On Wednesdays the design team meets for a “design power hour.” This is a weekly meeting where we all run through something we’re working on and get feedback. It doesn’t matter at what stage we’re at, the aim is to get more eyes on our work. This session is great for idea generation.
What’s the most interesting project you’ve had at Legl?
Our ongoing monitoring feature. Ongoing monitoring is a way for law firms to continuously monitor their clients’ anti-money laundering risk.
Ongoing monitoring is the first full feature I worked on. We had plenty of time for discovery so I was able to get my head around anti-money laundering processes, risk and why it’s important for law firms to continuously monitor their clients. The work was interesting and involved a lot of scope refinement and a few different prototypes. Now that I have a grasp on anti-money laundering, it’s helping me with current projects.
What’s your favourite part of the job?
The team! It really feels like everything is a team effort and there’s not a single person from whom I would hesitate to ask for help. There’s a real culture of growth and improvement. We hold regular retrospective meetings, both in our teams and for bigger projects. The way we work together regularly changes and improves. It really feels like we’re all in it together.

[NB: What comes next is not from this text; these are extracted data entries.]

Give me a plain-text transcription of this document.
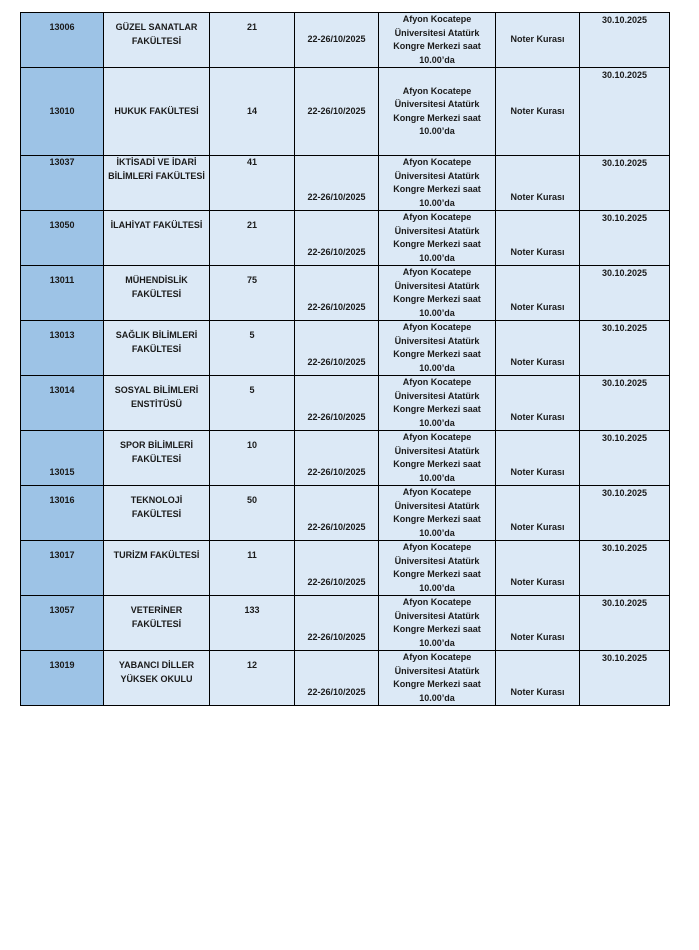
13006	GÜZEL SANATLAR FAKÜLTESİ	21	22-26/10/2025	Afyon Kocatepe Üniversitesi Atatürk Kongre Merkezi saat 10.00’da	Noter Kurası	30.10.2025
13010	HUKUK FAKÜLTESİ	14	22-26/10/2025	Afyon Kocatepe Üniversitesi Atatürk Kongre Merkezi saat 10.00’da	Noter Kurası	30.10.2025
13037	İKTİSADİ VE İDARİ BİLİMLERİ FAKÜLTESİ	41	22-26/10/2025	Afyon Kocatepe Üniversitesi Atatürk Kongre Merkezi saat 10.00’da	Noter Kurası	30.10.2025
13050	İLAHİYAT FAKÜLTESİ	21	22-26/10/2025	Afyon Kocatepe Üniversitesi Atatürk Kongre Merkezi saat 10.00’da	Noter Kurası	30.10.2025
13011	MÜHENDİSLİK FAKÜLTESİ	75	22-26/10/2025	Afyon Kocatepe Üniversitesi Atatürk Kongre Merkezi saat 10.00’da	Noter Kurası	30.10.2025
13013	SAĞLIK BİLİMLERİ FAKÜLTESİ	5	22-26/10/2025	Afyon Kocatepe Üniversitesi Atatürk Kongre Merkezi saat 10.00’da	Noter Kurası	30.10.2025
13014	SOSYAL BİLİMLERİ ENSTİTÜSÜ	5	22-26/10/2025	Afyon Kocatepe Üniversitesi Atatürk Kongre Merkezi saat 10.00’da	Noter Kurası	30.10.2025
13015	SPOR BİLİMLERİ FAKÜLTESİ	10	22-26/10/2025	Afyon Kocatepe Üniversitesi Atatürk Kongre Merkezi saat 10.00’da	Noter Kurası	30.10.2025
13016	TEKNOLOJİ FAKÜLTESİ	50	22-26/10/2025	Afyon Kocatepe Üniversitesi Atatürk Kongre Merkezi saat 10.00’da	Noter Kurası	30.10.2025
13017	TURİZM FAKÜLTESİ	11	22-26/10/2025	Afyon Kocatepe Üniversitesi Atatürk Kongre Merkezi saat 10.00’da	Noter Kurası	30.10.2025
13057	VETERİNER FAKÜLTESİ	133	22-26/10/2025	Afyon Kocatepe Üniversitesi Atatürk Kongre Merkezi saat 10.00’da	Noter Kurası	30.10.2025
13019	YABANCI DİLLER YÜKSEK OKULU	12	22-26/10/2025	Afyon Kocatepe Üniversitesi Atatürk Kongre Merkezi saat 10.00’da	Noter Kurası	30.10.2025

One exercise we’ll often do at the beginning of a project is a “Crazy 8’s” ideation session where a designer will gather people from different functions within the company to tackle a problem. We’ve had great ideas from these sessions that have made it into the platform.
What’s it really like to work at Legl?
Working at Legl is great! We’re all remote – in engineering, product and design we have people from all over the UK and even Spain. Being remote, it’s important that we still carve out a bit of time to socialise with the team – we have regular “fun times”where we’ll all play an online game, and there’s an engineering, product and design Friday check-in to round off the week.
The company culture is great and there’s a real culture of learning and collaboration. The Legl I work at now is so different from the Legl at which I started. Teams have changed, reformed, and introduced new and better processes. Ideas have come from all across the team and people are always happy to embrace change and try new things out.
What changes have you seen since starting to work at Legl?
The team has more than doubled! We hired so much into engineering, product and design that we split into two different teams – named Ada and Val. We’re now working on multiple features at a time. When I started the whole team was working on the same feature.
How have you grown personally and professionally since joining Legl?
Professionally I feel like I’ve become better at viewing software features in the context of a much bigger application. With a platform like Legl, there are so many moving parts of which you need to be mindful when changing or implementing another feature.
What advice would you give someone who wanted to become a Product Designer?
I’d suggest if you’re wanting to become a product designer to really take notice of your interactions with different products. Understand why they’re easy, or even joyful, to use. If you have a terrible time booking a flight, think about why it was terrible and how it could be improved. Sign up for trials of software that you don’t need, just to have a look around. Use these interactions as inspiration in your own designs.
Seek feedback early and often, before you’ve even launched Figma or other design project software. It’s amazing what a different set of eyes on a project can highlight.
What do you like to do outside of work?
I just bought a house so I’m sinking my time into making it perfect at the moment! When I have downtime I love reading – we’re all given a “health and wellbeing” budget, so I used mine on a book subscription. Now I have no excuse not to read!